Enhanced Growth Inhibition of Hepatic Multicellular Tumor Spheroids by Lactosylated Poly(ethylene glycol)‐siRNA Conjugate Formulated in PEGylated Polyplexes

PEGylated polyplexes (lac‐PEGylated polyplexes) composed of poly(L‐lysine) and lactosylated poly(ethylene glycol)‐small interfering RNA conjugate, which inhibits the RecQL1 gene product, were revealed to show an appreciable growth inhibition of multicellular HuH‐7 spheroids (human hepatocarcinoma cell lines) for up to 21 days (IC50=6 nM); this system used as an in vitro three‐dimensional (3D) model mimicking the in vivo biology of tumors.
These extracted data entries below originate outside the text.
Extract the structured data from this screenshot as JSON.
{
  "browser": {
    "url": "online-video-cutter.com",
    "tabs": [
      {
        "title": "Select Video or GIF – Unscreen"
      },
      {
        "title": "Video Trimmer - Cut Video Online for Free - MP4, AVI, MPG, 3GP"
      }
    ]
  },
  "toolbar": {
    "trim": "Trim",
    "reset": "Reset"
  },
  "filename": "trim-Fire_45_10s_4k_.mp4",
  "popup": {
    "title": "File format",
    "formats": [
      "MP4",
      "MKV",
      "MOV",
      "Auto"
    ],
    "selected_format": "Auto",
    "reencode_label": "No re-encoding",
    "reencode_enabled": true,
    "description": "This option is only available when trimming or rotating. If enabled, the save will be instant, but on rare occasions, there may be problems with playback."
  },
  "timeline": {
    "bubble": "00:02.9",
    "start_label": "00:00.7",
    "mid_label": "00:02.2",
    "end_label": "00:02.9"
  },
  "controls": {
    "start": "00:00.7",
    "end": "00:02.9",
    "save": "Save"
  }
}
The PEGylated polyplexes thus prepared had a size of approximately 110 nm with clustered lactose moieties on their periphery as targeting ligands for the asialoglycoprotein‐receptor‐expressing HuH‐7 cells. In contrast, OligofectAMINE/siRNA (cationic lipoplex) was observed to have almost no growth‐inhibitory effect against HuH‐7 spheroids, even though the lipoplex showed a stronger growth‐inhibitory effect than the lac‐PEGylated polyplexes on conventional monolayer‐cultured HuH‐7 cells. The FITC‐tagged conjugate in the lac‐PEGylated polyplexes showed smooth penetration into the HuH‐7 spheroids compared with that in the lipoplexes, as observed by confocal fluorescence‐scanning microscopy. This indicates that the small size of approximately 100 nm and the reduced nonspecific interaction due to the nonionic and hydrophilic lactosylated PEG layer contributes to the smooth penetration of the PEGylated polyplexes into the spheroid interior, eventually facilitating their uptake into the cells composing the spheroids. Cellular apoptosis indicating programmed cell death was also observed in the HuH‐7 spheroids treated with the PEGylated polyplexes, revealing that the observed growth inhibition was indeed induced by the RNAi of the RecQL1 siRNA. These data suggest that the smart PEGylated polyplexes can indeed penetrate into the multiple cell layers of 3D tumor masses in vivo, exerting therapeutic effects through the RNAi.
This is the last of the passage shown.